E tem outra peça, um monólogo lido e representado maravilhosamente pela atriz Clarice Niskier, chamada A Alma Imoral. O texto é baseado no livro homônimo, do rabino Nilton Bonder, homem incrível, expoente do judaísmo no Brasil. Eu amaria que todos aqueles que adoram vir ao meu blog para me surrar, gaguejando os termos “moral “ e “imoral” para cima e para baixo, lessem o livro, ou assistissem a peça. Bonder é rabino, portanto, conhece profundamente o Velho Testamento, e também o Novo, estejam certos.
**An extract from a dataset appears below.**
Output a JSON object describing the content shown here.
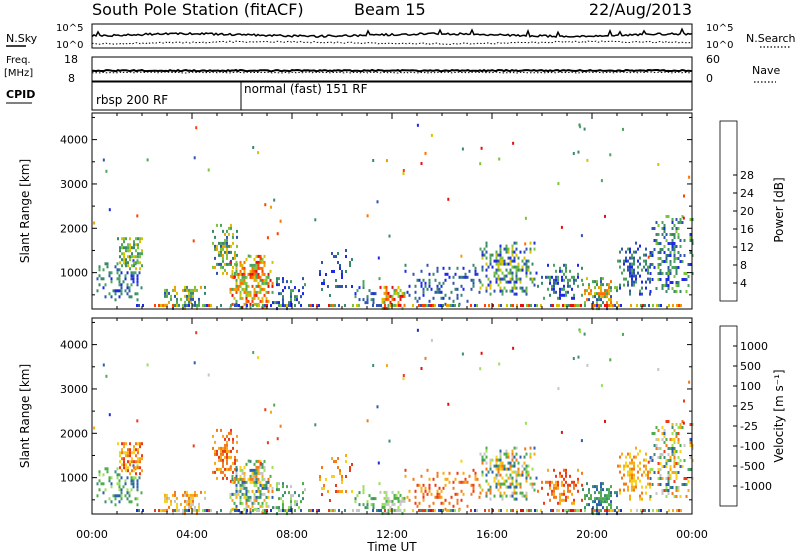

Não sei quem escreveu a orelha, o pequeno texto que apresenta o livro, mas dela transcrevo os seguintes dizeres: “Para Nilton Bonder, a alma e suas propostas são ‘imorais’. A evolução humana depende fundamentalmente de atos que são percebidos pela ótica dos costumes e da tradição como traições. Sem estas, a transmissão de valores éticos e espirituais do passado – a tradição – deixa de ser um importante instrumento para preservação da espécie humana, transformando-se em obstáculo”.E segue: “Tomando por exemplo o que denomina de a traição judaico-cristã, Bonder revela que traído e traidor são uma mesma pessoa, em que residem duas naturezas conflitantes, mas ao mesmo tempo interdependentes: o corpo (da conformidade e da adaptação) e a alma (da rebeldia e da mutação). Da união desses elementos nascerá um novo homem, que fará da transgressão um passo fundamental para o total conhecimento de si e dos outros.” Ambos, livro e peça, são incríveis.
Essas duas peças ficam como lição de casa para todos os meus leitores. Se perderem as duas, ambas montadas no teatro Eva Herz, por favor sumam deste blog! As peças estão montadas em São Paulo, mas o site deve mostrar se irão excursionar por outras cidades. De qualquer forma, ao menos o livro, que traz a segunda, está disponível para todos, em todo o Brasil.